Superintendents in Gilmer, Marion and Taylor counties all support some level of in-person learning, but their local boards of education have voted against it, State Superintendent Clayton Burch said.

Burch told the board that he “cannot support depriving families of that option.”

“The safest workplace and the safest place for children in our state, is in a school,” said state board member Stanley Maynard.

“By closing our schools, the people we hurt most are the most disadvantaged,” said board member James Wilson.

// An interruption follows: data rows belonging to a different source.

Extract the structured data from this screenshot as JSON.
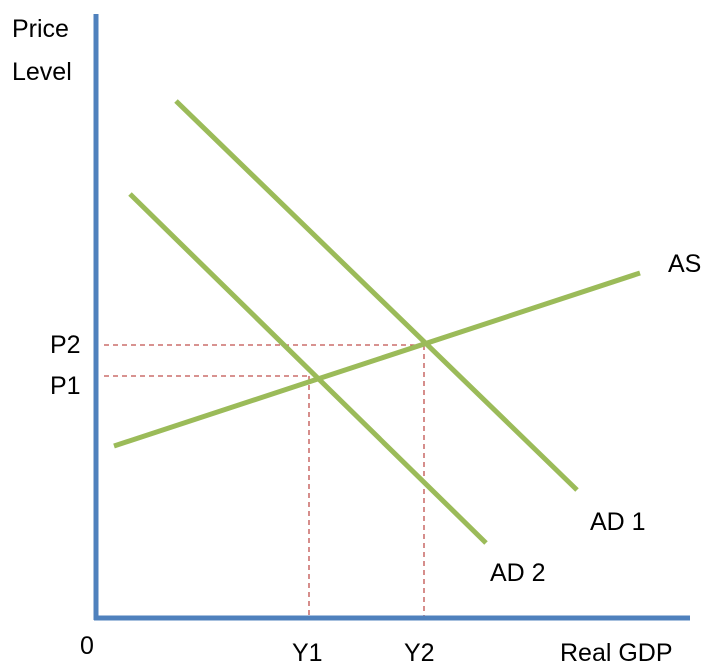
{
  "axes": {
    "y_label_line1": "Price",
    "y_label_line2": "Level",
    "x_label": "Real GDP",
    "origin_label": "0"
  },
  "curves": {
    "as_label": "AS",
    "ad1_label": "AD 1",
    "ad2_label": "AD 2"
  },
  "equilibria": {
    "p1": "P1",
    "p2": "P2",
    "y1": "Y1",
    "y2": "Y2"
  },
  "colors": {
    "axis": "#4f81bd",
    "curve": "#9bbb59",
    "guide": "#c0504d",
    "text": "#000000"
  }
}
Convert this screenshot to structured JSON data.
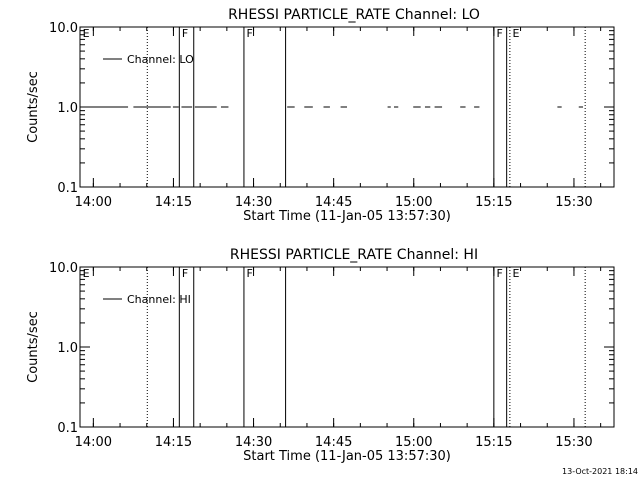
{
  "footer_timestamp": "13-Oct-2021 18:14",
  "colors": {
    "background": "#ffffff",
    "foreground": "#000000"
  },
  "chart_data": [
    {
      "type": "line",
      "title": "RHESSI PARTICLE_RATE Channel: LO",
      "xlabel": "Start Time (11-Jan-05 13:57:30)",
      "ylabel": "Counts/sec",
      "y_scale": "log",
      "ylim": [
        0.1,
        10.0
      ],
      "y_ticks": [
        {
          "v": 0.1,
          "label": "0.1"
        },
        {
          "v": 1.0,
          "label": "1.0"
        },
        {
          "v": 10.0,
          "label": "10.0"
        }
      ],
      "x_range_min": [
        0,
        100
      ],
      "x_ticks": [
        {
          "v": 2.5,
          "label": "14:00"
        },
        {
          "v": 17.5,
          "label": "14:15"
        },
        {
          "v": 32.5,
          "label": "14:30"
        },
        {
          "v": 47.5,
          "label": "14:45"
        },
        {
          "v": 62.5,
          "label": "15:00"
        },
        {
          "v": 77.5,
          "label": "15:15"
        },
        {
          "v": 92.5,
          "label": "15:30"
        }
      ],
      "legend": {
        "label": "Channel: LO",
        "placement": "top-left"
      },
      "solid_markers": [
        18.6,
        21.3,
        30.7,
        38.5,
        77.5,
        79.9
      ],
      "dotted_markers": [
        12.6,
        80.5,
        94.6
      ],
      "marker_letters": [
        {
          "t": 0.3,
          "label": "E"
        },
        {
          "t": 18.9,
          "label": "F"
        },
        {
          "t": 31.0,
          "label": "F"
        },
        {
          "t": 77.8,
          "label": "F"
        },
        {
          "t": 80.8,
          "label": "E"
        }
      ],
      "series": [
        {
          "segments": [
            {
              "x": [
                0,
                9.0
              ],
              "y": 1.0
            },
            {
              "x": [
                10.0,
                17.0
              ],
              "y": 1.0
            },
            {
              "x": [
                17.4,
                18.5
              ],
              "y": 1.0
            },
            {
              "x": [
                19.0,
                21.0
              ],
              "y": 1.0
            },
            {
              "x": [
                21.5,
                25.6
              ],
              "y": 1.0
            },
            {
              "x": [
                26.4,
                27.8
              ],
              "y": 1.0
            },
            {
              "x": [
                38.8,
                40.2
              ],
              "y": 1.0
            },
            {
              "x": [
                42.0,
                43.6
              ],
              "y": 1.0
            },
            {
              "x": [
                45.6,
                46.8
              ],
              "y": 1.0
            },
            {
              "x": [
                48.8,
                50.0
              ],
              "y": 1.0
            },
            {
              "x": [
                57.6,
                58.2
              ],
              "y": 1.0
            },
            {
              "x": [
                58.8,
                59.6
              ],
              "y": 1.0
            },
            {
              "x": [
                62.4,
                63.8
              ],
              "y": 1.0
            },
            {
              "x": [
                64.6,
                65.6
              ],
              "y": 1.0
            },
            {
              "x": [
                66.4,
                67.8
              ],
              "y": 1.0
            },
            {
              "x": [
                71.2,
                72.2
              ],
              "y": 1.0
            },
            {
              "x": [
                73.8,
                74.8
              ],
              "y": 1.0
            },
            {
              "x": [
                89.4,
                90.2
              ],
              "y": 1.0
            },
            {
              "x": [
                93.4,
                94.2
              ],
              "y": 1.0
            }
          ]
        }
      ]
    },
    {
      "type": "line",
      "title": "RHESSI PARTICLE_RATE Channel: HI",
      "xlabel": "Start Time (11-Jan-05 13:57:30)",
      "ylabel": "Counts/sec",
      "y_scale": "log",
      "ylim": [
        0.1,
        10.0
      ],
      "y_ticks": [
        {
          "v": 0.1,
          "label": "0.1"
        },
        {
          "v": 1.0,
          "label": "1.0"
        },
        {
          "v": 10.0,
          "label": "10.0"
        }
      ],
      "x_range_min": [
        0,
        100
      ],
      "x_ticks": [
        {
          "v": 2.5,
          "label": "14:00"
        },
        {
          "v": 17.5,
          "label": "14:15"
        },
        {
          "v": 32.5,
          "label": "14:30"
        },
        {
          "v": 47.5,
          "label": "14:45"
        },
        {
          "v": 62.5,
          "label": "15:00"
        },
        {
          "v": 77.5,
          "label": "15:15"
        },
        {
          "v": 92.5,
          "label": "15:30"
        }
      ],
      "legend": {
        "label": "Channel: HI",
        "placement": "top-left"
      },
      "solid_markers": [
        18.6,
        21.3,
        30.7,
        38.5,
        77.5,
        79.9
      ],
      "dotted_markers": [
        12.6,
        80.5,
        94.6
      ],
      "marker_letters": [
        {
          "t": 0.3,
          "label": "E"
        },
        {
          "t": 18.9,
          "label": "F"
        },
        {
          "t": 31.0,
          "label": "F"
        },
        {
          "t": 77.8,
          "label": "F"
        },
        {
          "t": 80.8,
          "label": "E"
        }
      ],
      "series": [
        {
          "segments": []
        }
      ]
    }
  ]
}
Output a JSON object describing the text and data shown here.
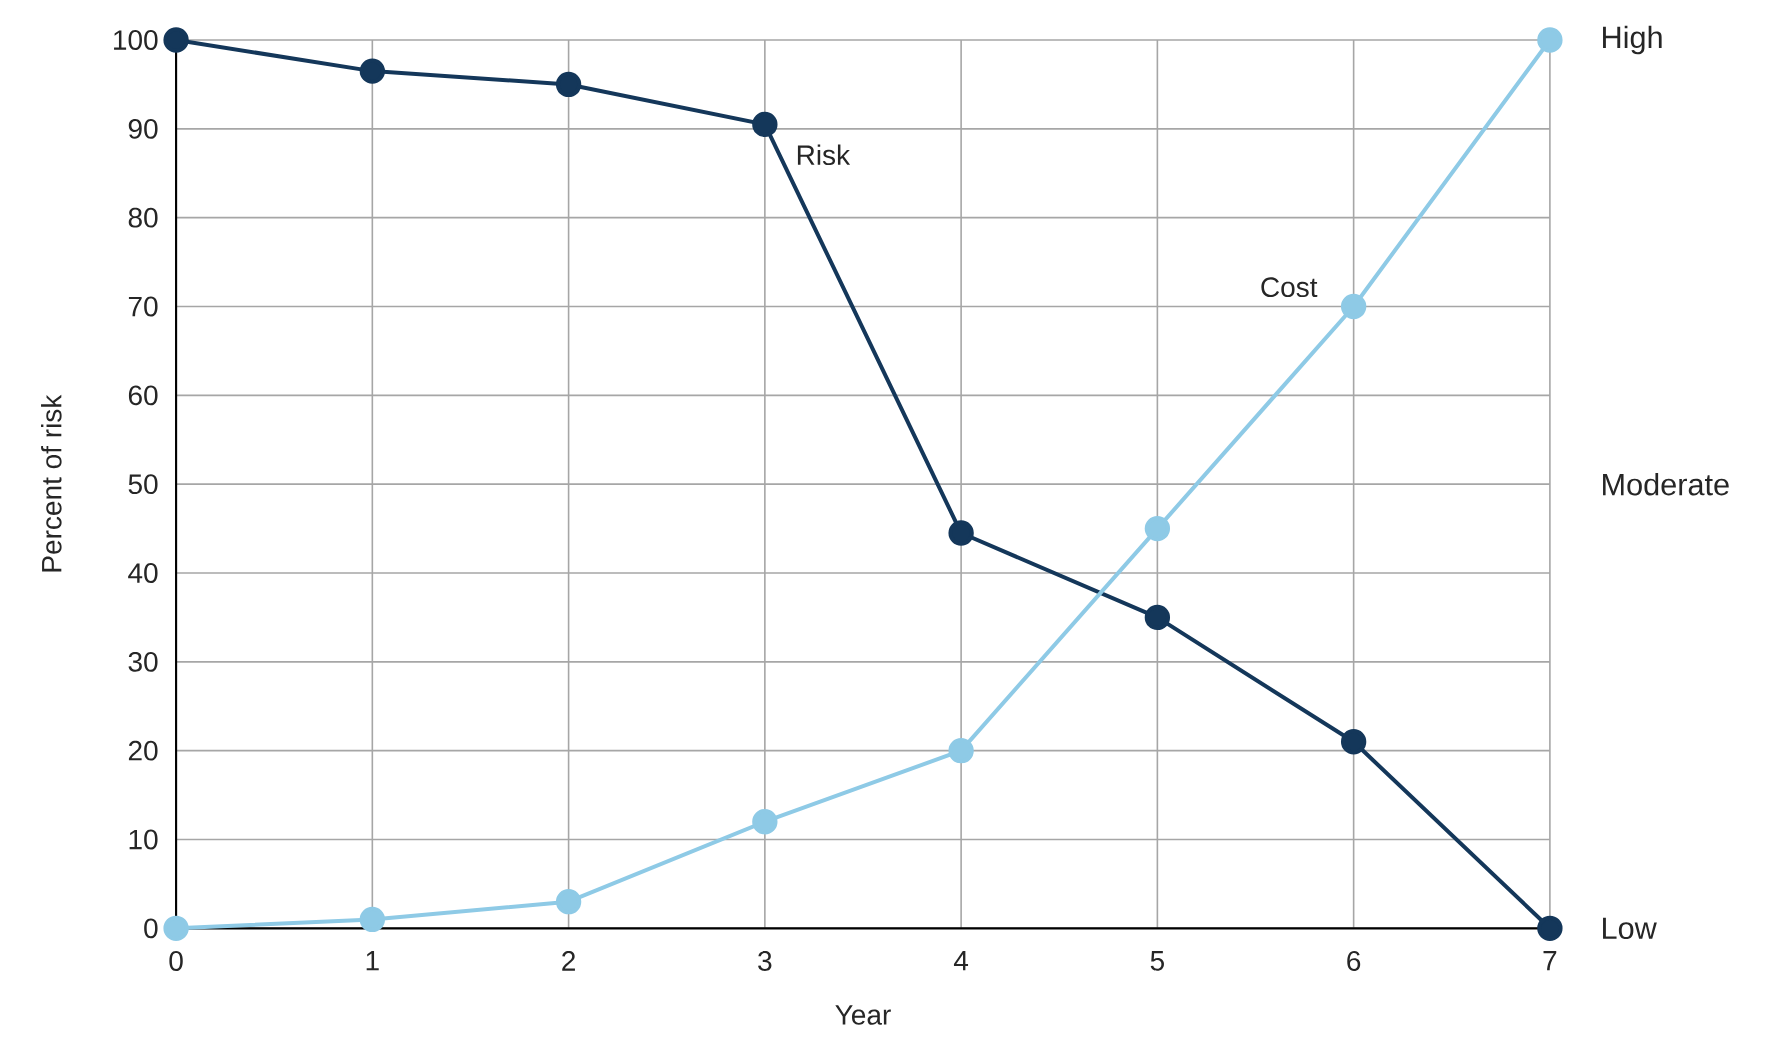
{
  "chart_data": {
    "type": "line",
    "xlabel": "Year",
    "ylabel": "Percent of risk",
    "x": [
      0,
      1,
      2,
      3,
      4,
      5,
      6,
      7
    ],
    "series": [
      {
        "name": "Risk",
        "color": "#14375a",
        "values": [
          100,
          96.5,
          95,
          90.5,
          44.5,
          35,
          21,
          0
        ]
      },
      {
        "name": "Cost",
        "color": "#8ecae6",
        "values": [
          0,
          1,
          3,
          12,
          20,
          45,
          70,
          100
        ]
      }
    ],
    "xlim": [
      0,
      7
    ],
    "xticks": [
      0,
      1,
      2,
      3,
      4,
      5,
      6,
      7
    ],
    "ylim": [
      0,
      100
    ],
    "yticks": [
      0,
      10,
      20,
      30,
      40,
      50,
      60,
      70,
      80,
      90,
      100
    ],
    "annotations": [
      "Low",
      "Moderate",
      "High"
    ],
    "grid": true,
    "marker": "circle",
    "line_style": "solid",
    "legend": false
  }
}
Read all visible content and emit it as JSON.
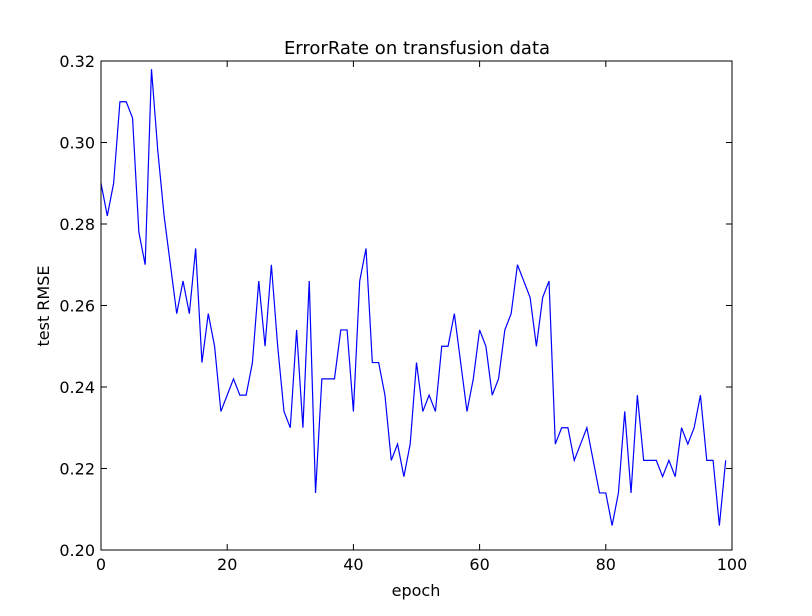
{
  "chart_data": {
    "type": "line",
    "title": "ErrorRate on transfusion data",
    "xlabel": "epoch",
    "ylabel": "test RMSE",
    "xlim": [
      0,
      100
    ],
    "ylim": [
      0.2,
      0.32
    ],
    "xticks": [
      "0",
      "20",
      "40",
      "60",
      "80",
      "100"
    ],
    "yticks": [
      "0.20",
      "0.22",
      "0.24",
      "0.26",
      "0.28",
      "0.30",
      "0.32"
    ],
    "grid": false,
    "legend": "none",
    "series": [
      {
        "color": "#0000ff",
        "x": [
          0,
          1,
          2,
          3,
          4,
          5,
          6,
          7,
          8,
          9,
          10,
          11,
          12,
          13,
          14,
          15,
          16,
          17,
          18,
          19,
          20,
          21,
          22,
          23,
          24,
          25,
          26,
          27,
          28,
          29,
          30,
          31,
          32,
          33,
          34,
          35,
          36,
          37,
          38,
          39,
          40,
          41,
          42,
          43,
          44,
          45,
          46,
          47,
          48,
          49,
          50,
          51,
          52,
          53,
          54,
          55,
          56,
          57,
          58,
          59,
          60,
          61,
          62,
          63,
          64,
          65,
          66,
          67,
          68,
          69,
          70,
          71,
          72,
          73,
          74,
          75,
          76,
          77,
          78,
          79,
          80,
          81,
          82,
          83,
          84,
          85,
          86,
          87,
          88,
          89,
          90,
          91,
          92,
          93,
          94,
          95,
          96,
          97,
          98,
          99
        ],
        "values": [
          0.29,
          0.282,
          0.29,
          0.31,
          0.31,
          0.306,
          0.278,
          0.27,
          0.318,
          0.298,
          0.282,
          0.27,
          0.258,
          0.266,
          0.258,
          0.274,
          0.246,
          0.258,
          0.25,
          0.234,
          0.238,
          0.242,
          0.238,
          0.238,
          0.246,
          0.266,
          0.25,
          0.27,
          0.25,
          0.234,
          0.23,
          0.254,
          0.23,
          0.266,
          0.214,
          0.242,
          0.242,
          0.242,
          0.254,
          0.254,
          0.234,
          0.266,
          0.274,
          0.246,
          0.246,
          0.238,
          0.222,
          0.226,
          0.218,
          0.226,
          0.246,
          0.234,
          0.238,
          0.234,
          0.25,
          0.25,
          0.258,
          0.246,
          0.234,
          0.242,
          0.254,
          0.25,
          0.238,
          0.242,
          0.254,
          0.258,
          0.27,
          0.266,
          0.262,
          0.25,
          0.262,
          0.266,
          0.226,
          0.23,
          0.23,
          0.222,
          0.226,
          0.23,
          0.222,
          0.214,
          0.214,
          0.206,
          0.214,
          0.234,
          0.214,
          0.238,
          0.222,
          0.222,
          0.222,
          0.218,
          0.222,
          0.218,
          0.23,
          0.226,
          0.23,
          0.238,
          0.222,
          0.222,
          0.206,
          0.222
        ]
      }
    ]
  }
}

Board member Debra Sullivan suggested that the state board invite officials from the three remaining counties to meet with the state board to learn more about the individual counties’ challenges. Burch said that he’s already spoken to those counties and doesn’t believe bringing officials in is necessary, laying the blame on the local boards of education. However, when questioned by the state board, Burch was not able to offer all of the specifics the board was looking for on why the three remaining counties made the decisions they made.

Another board member suggested holding virtual meetings with the state board and the local county boards.

“They are not going to do it their way, it’s not going to happen!”, said state President Miller Hall, referring to the three counties. “I hope they’re listening. Get it done!” Hall continued. “How much time are we going to give them?” Hall asked.

Legal counsel for the state board reported that it’s possible recourses are:

  • The state could withhold funding from counties
  • The state board could intervene in the counties
  • The state board could declare days that in-person learning isn’t offered don’t count as official school days, meaning those days would have to be made up
  • The state could restrict students in those counties from participating in extracurricular activities, like sports
  • The state board could take legal action against the counties, as could parents in those counties

Several board members, including Hall, suggested waiting until the state board’s next meeting, which is set for January 26 at 10:00 a.m., before taking any further action, which is how the meeting ended.

Several counties, including Harrison and Monongalia counties, made last minute decisions to offer in-person options.

On Tuesday, West Virginia State Senate Democrats issued a statement calling for school decisions to be made locally.